Use this tab to answer: “Is the cluster behaving normally right now, and if not, where is the problem?”

Queue

The Liberator waiting room queue — how many requests are queued, how long they’ve been waiting, and which users own them. What you’ll see:
  • Active connections (in flight) and queued connections (waiting)
  • Per-user breakdown of queue occupancy
  • Maximum in-flight query duration (a useful early-warning signal)
The CQAIOps service account often appears as a high-volume user; that reflects automated platform monitoring and is expected. Use this tab to answer: “Is anyone being blocked, and by whom?”

Datasets

Dataset access patterns over the selected time range.
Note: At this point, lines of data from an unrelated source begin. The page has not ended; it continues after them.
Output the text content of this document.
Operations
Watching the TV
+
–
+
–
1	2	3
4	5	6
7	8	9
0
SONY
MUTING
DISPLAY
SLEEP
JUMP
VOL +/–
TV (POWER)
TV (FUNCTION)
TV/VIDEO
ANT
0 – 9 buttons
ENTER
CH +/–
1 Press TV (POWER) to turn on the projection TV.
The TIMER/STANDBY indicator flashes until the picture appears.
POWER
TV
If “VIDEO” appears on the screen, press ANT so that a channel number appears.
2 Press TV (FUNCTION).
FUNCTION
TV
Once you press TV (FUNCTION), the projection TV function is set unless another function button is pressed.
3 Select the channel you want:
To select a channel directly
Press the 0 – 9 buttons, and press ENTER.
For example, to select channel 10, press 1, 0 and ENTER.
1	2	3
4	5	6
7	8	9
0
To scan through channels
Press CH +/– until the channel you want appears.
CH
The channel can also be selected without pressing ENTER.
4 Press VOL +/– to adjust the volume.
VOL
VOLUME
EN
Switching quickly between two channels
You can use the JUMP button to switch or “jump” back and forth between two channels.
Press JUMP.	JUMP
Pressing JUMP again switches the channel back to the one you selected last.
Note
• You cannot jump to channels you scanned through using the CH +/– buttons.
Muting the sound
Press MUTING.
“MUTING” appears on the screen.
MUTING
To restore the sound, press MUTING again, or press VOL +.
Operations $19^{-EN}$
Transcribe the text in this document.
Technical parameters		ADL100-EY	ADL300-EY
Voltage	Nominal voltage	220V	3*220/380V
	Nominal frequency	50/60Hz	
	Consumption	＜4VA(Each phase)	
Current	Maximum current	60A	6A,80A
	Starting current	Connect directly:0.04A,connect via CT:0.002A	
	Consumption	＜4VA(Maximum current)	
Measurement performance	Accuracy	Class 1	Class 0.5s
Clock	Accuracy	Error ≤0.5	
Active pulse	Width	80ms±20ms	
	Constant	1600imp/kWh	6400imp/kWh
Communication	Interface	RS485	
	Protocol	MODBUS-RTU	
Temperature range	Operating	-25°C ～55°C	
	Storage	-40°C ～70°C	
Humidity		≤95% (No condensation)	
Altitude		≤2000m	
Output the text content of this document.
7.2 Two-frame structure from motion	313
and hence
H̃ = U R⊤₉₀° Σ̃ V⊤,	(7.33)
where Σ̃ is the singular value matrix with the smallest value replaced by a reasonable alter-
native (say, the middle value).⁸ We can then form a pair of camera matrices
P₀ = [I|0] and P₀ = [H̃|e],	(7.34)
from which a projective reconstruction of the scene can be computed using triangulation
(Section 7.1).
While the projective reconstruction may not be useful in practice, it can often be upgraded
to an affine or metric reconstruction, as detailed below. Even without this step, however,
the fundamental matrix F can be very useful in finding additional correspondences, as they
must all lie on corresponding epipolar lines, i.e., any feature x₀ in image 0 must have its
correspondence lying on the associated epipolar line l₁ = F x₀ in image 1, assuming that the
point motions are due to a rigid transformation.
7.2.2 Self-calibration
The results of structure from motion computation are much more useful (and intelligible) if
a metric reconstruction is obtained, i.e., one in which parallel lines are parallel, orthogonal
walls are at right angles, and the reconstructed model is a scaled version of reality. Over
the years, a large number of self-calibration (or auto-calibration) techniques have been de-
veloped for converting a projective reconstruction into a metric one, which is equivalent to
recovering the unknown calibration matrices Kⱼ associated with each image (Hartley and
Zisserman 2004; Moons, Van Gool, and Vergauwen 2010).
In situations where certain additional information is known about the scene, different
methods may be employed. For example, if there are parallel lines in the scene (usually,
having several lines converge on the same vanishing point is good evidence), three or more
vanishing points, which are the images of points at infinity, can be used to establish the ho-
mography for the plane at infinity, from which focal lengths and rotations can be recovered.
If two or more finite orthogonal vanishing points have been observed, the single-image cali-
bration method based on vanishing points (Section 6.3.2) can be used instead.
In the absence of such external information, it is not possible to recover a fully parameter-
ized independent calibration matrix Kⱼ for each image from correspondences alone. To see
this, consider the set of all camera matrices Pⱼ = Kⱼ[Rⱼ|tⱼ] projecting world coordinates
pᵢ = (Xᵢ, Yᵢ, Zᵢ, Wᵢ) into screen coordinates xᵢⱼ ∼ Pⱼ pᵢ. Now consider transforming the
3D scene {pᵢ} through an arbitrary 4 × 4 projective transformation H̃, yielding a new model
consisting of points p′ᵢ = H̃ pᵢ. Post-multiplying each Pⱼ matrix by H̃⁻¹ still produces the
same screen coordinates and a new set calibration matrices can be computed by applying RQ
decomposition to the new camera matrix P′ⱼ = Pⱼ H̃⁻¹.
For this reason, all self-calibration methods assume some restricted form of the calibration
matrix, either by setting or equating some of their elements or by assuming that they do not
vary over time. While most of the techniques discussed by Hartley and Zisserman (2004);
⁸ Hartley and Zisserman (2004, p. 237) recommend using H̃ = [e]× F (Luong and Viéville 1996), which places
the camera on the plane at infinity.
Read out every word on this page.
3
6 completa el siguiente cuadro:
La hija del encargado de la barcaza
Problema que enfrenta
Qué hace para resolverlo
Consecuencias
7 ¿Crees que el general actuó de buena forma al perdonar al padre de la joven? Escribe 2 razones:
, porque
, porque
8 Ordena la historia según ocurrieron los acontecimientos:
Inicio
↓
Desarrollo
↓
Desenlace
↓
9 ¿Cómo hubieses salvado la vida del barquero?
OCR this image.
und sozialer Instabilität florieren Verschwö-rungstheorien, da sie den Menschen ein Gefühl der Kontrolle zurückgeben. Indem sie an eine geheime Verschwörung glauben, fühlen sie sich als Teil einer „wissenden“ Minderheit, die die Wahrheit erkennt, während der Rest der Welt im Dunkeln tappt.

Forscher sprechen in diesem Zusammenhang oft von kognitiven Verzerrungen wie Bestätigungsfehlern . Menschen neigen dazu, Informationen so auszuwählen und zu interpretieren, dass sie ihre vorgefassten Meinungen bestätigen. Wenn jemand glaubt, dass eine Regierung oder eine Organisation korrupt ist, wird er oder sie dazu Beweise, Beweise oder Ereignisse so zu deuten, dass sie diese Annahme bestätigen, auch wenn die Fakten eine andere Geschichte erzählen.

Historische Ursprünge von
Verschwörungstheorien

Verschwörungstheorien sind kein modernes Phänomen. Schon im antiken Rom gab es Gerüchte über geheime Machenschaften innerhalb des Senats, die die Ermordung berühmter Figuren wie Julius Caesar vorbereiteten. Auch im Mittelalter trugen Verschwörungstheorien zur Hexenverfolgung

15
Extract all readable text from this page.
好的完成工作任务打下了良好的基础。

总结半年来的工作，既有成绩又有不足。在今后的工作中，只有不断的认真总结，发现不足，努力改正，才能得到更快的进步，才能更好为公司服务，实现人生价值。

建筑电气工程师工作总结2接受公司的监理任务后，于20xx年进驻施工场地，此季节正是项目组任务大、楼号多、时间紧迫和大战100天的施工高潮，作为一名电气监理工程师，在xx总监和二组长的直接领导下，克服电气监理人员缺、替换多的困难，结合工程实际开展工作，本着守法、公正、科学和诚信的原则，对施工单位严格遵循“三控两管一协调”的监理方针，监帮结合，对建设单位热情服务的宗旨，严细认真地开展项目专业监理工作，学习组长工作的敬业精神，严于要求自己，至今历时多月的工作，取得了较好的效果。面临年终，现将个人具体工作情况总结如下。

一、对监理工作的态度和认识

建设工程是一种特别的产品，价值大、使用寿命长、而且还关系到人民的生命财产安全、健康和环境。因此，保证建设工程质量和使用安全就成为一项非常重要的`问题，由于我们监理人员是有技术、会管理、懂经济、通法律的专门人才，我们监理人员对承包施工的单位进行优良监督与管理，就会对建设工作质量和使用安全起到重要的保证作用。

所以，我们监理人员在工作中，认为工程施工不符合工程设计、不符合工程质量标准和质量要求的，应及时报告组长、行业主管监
What you’ll see:
  • Top datasets by query count
  • Top datasets by bytes returned
  • Distribution of access by client (Python, REST, Excel, etc.)
Use this tab for capacity planning and detecting anomalous access patterns (e.g. a previously dormant dataset suddenly receiving heavy traffic).

Long queries

The slowest individual queries in the selected window. What you’ll see:
  • A ranked list of queries with execution time, user, dataset, and from / to window
  • Click-through to see the full query text and result-set size
Use this tab to find candidates for query rewriting, dataset re-partitioning, or user education.

Usage

License utilization from the entitlements database. Distinct from the other tabs in two ways:
  1. Different selector. This tab exposes 1d / 1w / 1m / 1y windows instead of the Prometheus 6h / 24h, because license utilization is measured against per-contract caps that operate on much longer windows.
  2. Different backing store. Numbers come from the entitlements database, not Prometheus, so they survive Prometheus retention rollovers and reflect contract truth.
What you’ll see:
  • Active vs. licensed seat count, by license tier
  • Per-dataset utilization vs. contract caps
  • Trend lines that make it easy to spot accounts approaching their limits
  • Most queried datasets — use this to prioritize cache pre-generation
The 1d / 1w selector labels on this tab may still reflect monthly aggregation in the backing entitlements store in some releases. Treat long-window utilization as directional until label semantics match the aggregation period in your environment.

Grafana integration

The action in the upper-right of every tab opens the Grafana Integration dialog. Super-admins can use it to:
  • Issue Bearer tokens for external Prometheus consumers (the full token is shown exactly once at creation, so copy it immediately).
  • List existing tokens with their issue time and issuing user.
  • Revoke tokens that are no longer needed or may have leaked.
See the full setup walkthrough in the Grafana integration guide.

How the data flows

┌────────────────────────────────────────────────────────────────────┐
│  Liberator UI                                                      │
│  ┌────────────────────────┐    ┌──────────────────────────────┐    │
│  │  Cluster / Queue /     │    │  Usage tab                   │    │
│  │  Datasets / Long Q     │    │                              │    │
│  └──┬─────────────────────┘    └──┬───────────────────────────┘    │
└─────┼────────────────────────────┼────────────────────────────────┘
      │ /metrics-api/* (OIDC cookie)│ /admin-api/entitlements/*
      ▼                             ▼
┌──────────────┐              ┌──────────────────┐
│  Prometheus  │              │  Entitlements DB │
│  (read-only) │              │  (PostgreSQL)    │
└──────────────┘              └──────────────────┘

      │ /metrics-api-bearer/* (Bearer token)

┌──────────────┐
│  External    │
│  Grafana,    │
│  Federation  │
└──────────────┘
Both Prometheus-fronted endpoints (/metrics-api/* for the in-product UI and /metrics-api-bearer/* for external consumers) expose the same read-only subset of the Prometheus HTTP API. The OIDC-fronted route is what the in-product tabs use; the Bearer-fronted route is what Grafana and federated Prometheus servers use.